La prima frase del disco, sotto un giro di piano che non farà fatica a diventare tormentone (e questo farà storcere il muso a molti) e un basso che fa eco della discomusic di cui sopra, è Every inch of sky’s got a star. Insomma la title-track messa peraltro all’inizio del disco è una dichiarazione sfrontata che sembra dire “vi piaccia o no, questo è il nostro nuovo suono“. E il carico arriva con Sign of Life. Battiti di mano ritmati come clap, basso pulsante, tromba e synth incredibilmente seventy in qualcosa che ha in sè funky, disco e black music.
Veniamo dal Canada ma è Harlem il nostro posto.
È forse questo l’approccio più evidente di Thomas Bangalter, il Daft Punk con il casco argentato, nella produzione di questo disco.
E mentre molti di voi già staranno pensando “dove sono finiti gli Arcade Fire di Funeral?” ecco che arriva, Creature Comfort, il pezzo più “Arcade Fireiano” del disco. Il synth distorto in apertura non darebbe da pensarlo, ma appena si innesta il riff di chitarra, sul tappeto di sintetizzatori, reverberato come se stesse suonando dalla cima di una montagna, si riconosce la mano di chi ha scritto pezzi come Wake Up o Sprawl II; versi come “God make me famous, if you can’t just make it painless” fanno il resto.
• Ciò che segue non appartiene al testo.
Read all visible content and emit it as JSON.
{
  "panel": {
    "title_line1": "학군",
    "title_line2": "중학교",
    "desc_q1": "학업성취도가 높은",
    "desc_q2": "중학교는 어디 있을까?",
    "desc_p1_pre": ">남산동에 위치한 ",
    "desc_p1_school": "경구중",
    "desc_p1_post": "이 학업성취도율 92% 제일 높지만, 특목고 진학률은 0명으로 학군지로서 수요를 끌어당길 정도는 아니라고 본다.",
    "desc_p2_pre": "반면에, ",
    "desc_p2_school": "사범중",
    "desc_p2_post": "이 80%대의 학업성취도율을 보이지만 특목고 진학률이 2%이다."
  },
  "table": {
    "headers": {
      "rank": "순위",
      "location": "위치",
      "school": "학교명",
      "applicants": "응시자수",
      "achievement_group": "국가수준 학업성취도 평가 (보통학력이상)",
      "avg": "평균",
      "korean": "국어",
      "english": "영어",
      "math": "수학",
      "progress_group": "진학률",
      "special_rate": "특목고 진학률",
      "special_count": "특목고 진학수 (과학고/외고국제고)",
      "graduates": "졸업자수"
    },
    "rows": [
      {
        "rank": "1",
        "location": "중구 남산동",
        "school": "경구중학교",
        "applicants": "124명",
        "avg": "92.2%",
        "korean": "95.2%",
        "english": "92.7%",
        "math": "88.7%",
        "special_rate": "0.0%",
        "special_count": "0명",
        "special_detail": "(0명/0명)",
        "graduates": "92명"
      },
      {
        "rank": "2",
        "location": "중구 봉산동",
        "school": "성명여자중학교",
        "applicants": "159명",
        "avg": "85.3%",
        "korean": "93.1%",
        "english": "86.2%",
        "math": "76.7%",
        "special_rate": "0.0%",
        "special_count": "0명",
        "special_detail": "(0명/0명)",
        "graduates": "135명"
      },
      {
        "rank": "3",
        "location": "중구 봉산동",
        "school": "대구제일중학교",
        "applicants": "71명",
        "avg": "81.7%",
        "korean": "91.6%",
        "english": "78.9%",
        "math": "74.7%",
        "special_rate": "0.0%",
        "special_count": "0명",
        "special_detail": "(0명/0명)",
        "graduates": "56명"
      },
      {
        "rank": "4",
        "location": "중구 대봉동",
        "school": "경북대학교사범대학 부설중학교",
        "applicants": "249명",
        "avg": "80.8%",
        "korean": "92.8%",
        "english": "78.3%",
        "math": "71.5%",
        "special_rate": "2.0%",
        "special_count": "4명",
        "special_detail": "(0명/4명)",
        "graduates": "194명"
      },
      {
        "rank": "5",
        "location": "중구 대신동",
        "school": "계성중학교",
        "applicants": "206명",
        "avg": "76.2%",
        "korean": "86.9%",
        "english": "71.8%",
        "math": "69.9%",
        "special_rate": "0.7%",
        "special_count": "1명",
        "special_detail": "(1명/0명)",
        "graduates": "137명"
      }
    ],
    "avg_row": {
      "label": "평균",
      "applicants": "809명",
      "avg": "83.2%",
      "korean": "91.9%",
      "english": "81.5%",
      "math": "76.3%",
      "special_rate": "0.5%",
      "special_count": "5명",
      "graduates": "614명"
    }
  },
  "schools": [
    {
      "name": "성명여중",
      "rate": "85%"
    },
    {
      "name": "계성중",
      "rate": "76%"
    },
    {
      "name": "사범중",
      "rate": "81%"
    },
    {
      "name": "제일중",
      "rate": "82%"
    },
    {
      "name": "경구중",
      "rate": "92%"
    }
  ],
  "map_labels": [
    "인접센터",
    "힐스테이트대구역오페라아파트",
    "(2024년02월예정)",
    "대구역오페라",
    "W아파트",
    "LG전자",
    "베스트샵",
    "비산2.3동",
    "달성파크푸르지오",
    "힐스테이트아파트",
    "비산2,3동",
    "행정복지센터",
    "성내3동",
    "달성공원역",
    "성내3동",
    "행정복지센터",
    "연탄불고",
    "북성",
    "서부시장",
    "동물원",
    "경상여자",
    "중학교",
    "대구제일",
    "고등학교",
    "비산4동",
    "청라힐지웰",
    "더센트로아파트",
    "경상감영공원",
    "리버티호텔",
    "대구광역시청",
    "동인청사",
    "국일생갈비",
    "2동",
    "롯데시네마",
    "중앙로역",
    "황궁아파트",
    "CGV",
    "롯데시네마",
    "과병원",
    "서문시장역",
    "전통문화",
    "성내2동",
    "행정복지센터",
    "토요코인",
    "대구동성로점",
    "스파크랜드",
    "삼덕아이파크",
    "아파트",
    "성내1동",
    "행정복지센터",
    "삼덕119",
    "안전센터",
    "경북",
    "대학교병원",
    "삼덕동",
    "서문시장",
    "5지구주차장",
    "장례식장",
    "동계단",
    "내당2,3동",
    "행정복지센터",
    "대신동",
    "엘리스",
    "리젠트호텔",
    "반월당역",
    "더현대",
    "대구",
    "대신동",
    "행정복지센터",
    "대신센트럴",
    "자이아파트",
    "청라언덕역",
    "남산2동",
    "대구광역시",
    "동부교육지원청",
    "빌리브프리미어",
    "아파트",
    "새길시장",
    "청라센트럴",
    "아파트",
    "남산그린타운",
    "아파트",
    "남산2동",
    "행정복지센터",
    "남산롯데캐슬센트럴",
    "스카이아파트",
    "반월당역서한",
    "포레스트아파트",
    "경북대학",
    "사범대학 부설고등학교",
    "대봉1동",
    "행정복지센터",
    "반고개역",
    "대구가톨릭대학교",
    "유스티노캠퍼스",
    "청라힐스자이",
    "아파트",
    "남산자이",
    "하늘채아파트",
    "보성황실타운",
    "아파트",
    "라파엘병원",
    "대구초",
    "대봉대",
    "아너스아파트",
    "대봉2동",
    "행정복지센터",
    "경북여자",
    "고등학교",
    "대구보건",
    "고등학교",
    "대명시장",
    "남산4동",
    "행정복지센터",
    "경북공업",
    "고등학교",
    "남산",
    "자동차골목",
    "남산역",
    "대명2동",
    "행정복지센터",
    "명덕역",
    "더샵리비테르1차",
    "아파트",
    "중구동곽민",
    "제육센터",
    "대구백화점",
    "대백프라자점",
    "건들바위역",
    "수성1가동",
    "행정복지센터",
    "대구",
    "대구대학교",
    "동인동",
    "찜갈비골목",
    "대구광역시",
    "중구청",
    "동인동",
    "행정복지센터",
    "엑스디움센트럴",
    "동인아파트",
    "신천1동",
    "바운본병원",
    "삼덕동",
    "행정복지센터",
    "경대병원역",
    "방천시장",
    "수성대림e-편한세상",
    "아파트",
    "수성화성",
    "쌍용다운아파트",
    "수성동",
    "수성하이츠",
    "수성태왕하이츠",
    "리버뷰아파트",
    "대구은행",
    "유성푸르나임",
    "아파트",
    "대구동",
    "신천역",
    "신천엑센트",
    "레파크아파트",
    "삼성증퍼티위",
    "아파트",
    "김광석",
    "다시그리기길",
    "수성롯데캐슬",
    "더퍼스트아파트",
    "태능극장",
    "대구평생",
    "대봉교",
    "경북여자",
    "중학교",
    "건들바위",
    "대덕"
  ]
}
Questo per chi scrive è il momento più alto dell’album e forse la sua precocità è proprio uno dei difetti di questo disco.
La scialba Peter Pan ed il ritmo in levare di dubbio gusto di Chemistry (ben più catchy della precedente) possono infatti tranquillamente far deviare l’attenzione dell’ascoltatore fino alla schitarrata violenta del minuto e quarantadue di Infinite Content che segna la fine del lato A.
Dopo il rimando al brano precedente, ma in toni molto più rilassati, il disco riparte con il solo brano che vede come unica protagonista la voce di Régine Chassagne.
Un basso synth parecchio glo-fi fa dà l’innesco ad una chitarra stoppata e alla voce altissima e sognante della chanteuse che mischia Blondie agli ABBA uscendone comunque come qualcosa di assolutamente personale.
Pur non trovando la canzone brutta di per sé, non riesco a capire ancora (limite di chi scrive) perché questo brano non riesce ancora a convincermi.
Forse il testo che non è niente di che, forse quel naninaninaninaaaniii…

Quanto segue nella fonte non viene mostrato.